I'm using intel-cc to compile some C++ code and with the -Wall option it seems to be vectorizing a lot of my loops. I'm working under the assumption this is good for performance for now.
Now my question is this; if instead of a for loop I have unrolled it so we have for example
a[0] = b[0] + 1;
a[1] = b[1] + 1;
a[2] = b[2] + 1;
instead of
for(int i=0;i<3;++i) a[i] = b[i] + 1;
can the compiler still vectorize this code?
Further, if I access the elements using instead references does the compiler have any hope of recognising that the two are equivalent? E.g.
int &x, &y, &z;
x = a[0]; y = a[1]; z = a[2];
Then replacing the a's with x, y and z.
Any answers greatly appreciated! Thanks in advance.
So I had a delve into the assembly generated by the three simple cases. below;
for(int i=0;i<3;++i) a[i] = 1.0; // case 1
a[0] = a[1] = a[2] = 1.0; // case 2
a.x = a.y = a.z = 1.0; // case 3
The assembly generated for cases 2 and 3 was identical.

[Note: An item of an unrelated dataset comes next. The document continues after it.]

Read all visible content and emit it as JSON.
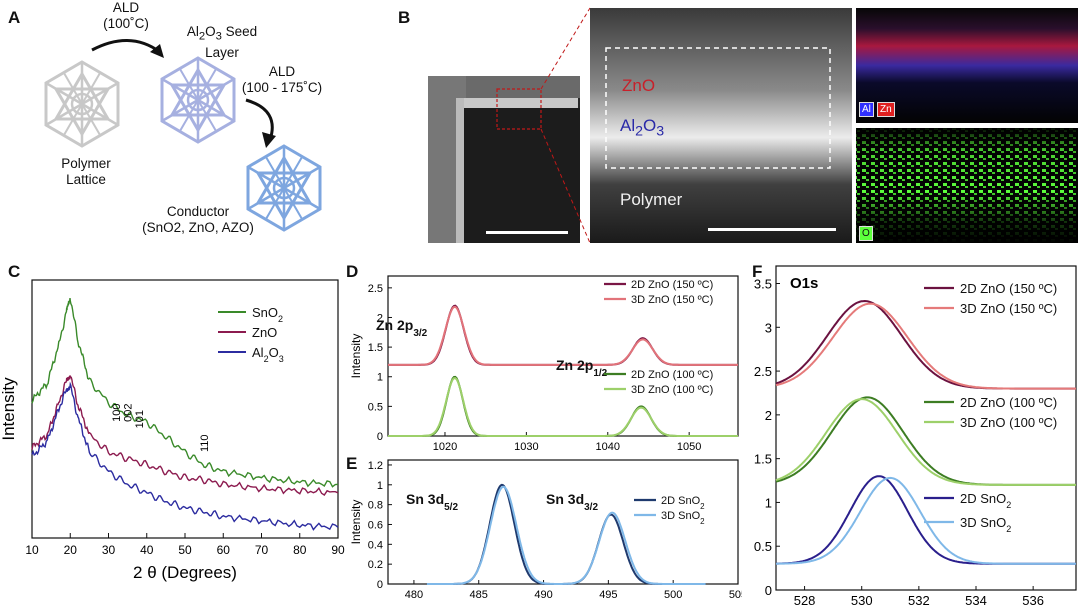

This is good since in case 2 the compiler gave a "remark" about copying reference to temporary (operator[] is overridden for my class) this implies (correct me if I'm wrong) that the compiler is correctly utilizing Return Value Optimisation (RVO).
However in case 1 the compiler outputted a remark that it had vectorised the loop. The assembly was also slightly different. Specifically it contained this extra code;
.section .rodata, "a"
.align 16
.align 16
_2il0floatpacket.1:
.long 0x00000000,0x3ff00000,0x00000000,0x3ff00000
.type _2il0floatpacket.1,@object
.size _2il0floatpacket.1,16
_2il0floatpacket.2:
.long 0x00000000,0x3ff00000
.type _2il0floatpacket.2,@object
.size _2il0floatpacket.2,8
Now I have never worked with assembly so I am not entirely sure what this extra stuff means but it would seem to me to imply that the compiler cannot vectorize in the case of the unrolled loop or accessing through references. Also hinted at by the lack of a remark to this effect at compile time.
If anyone could confirm this it would be great.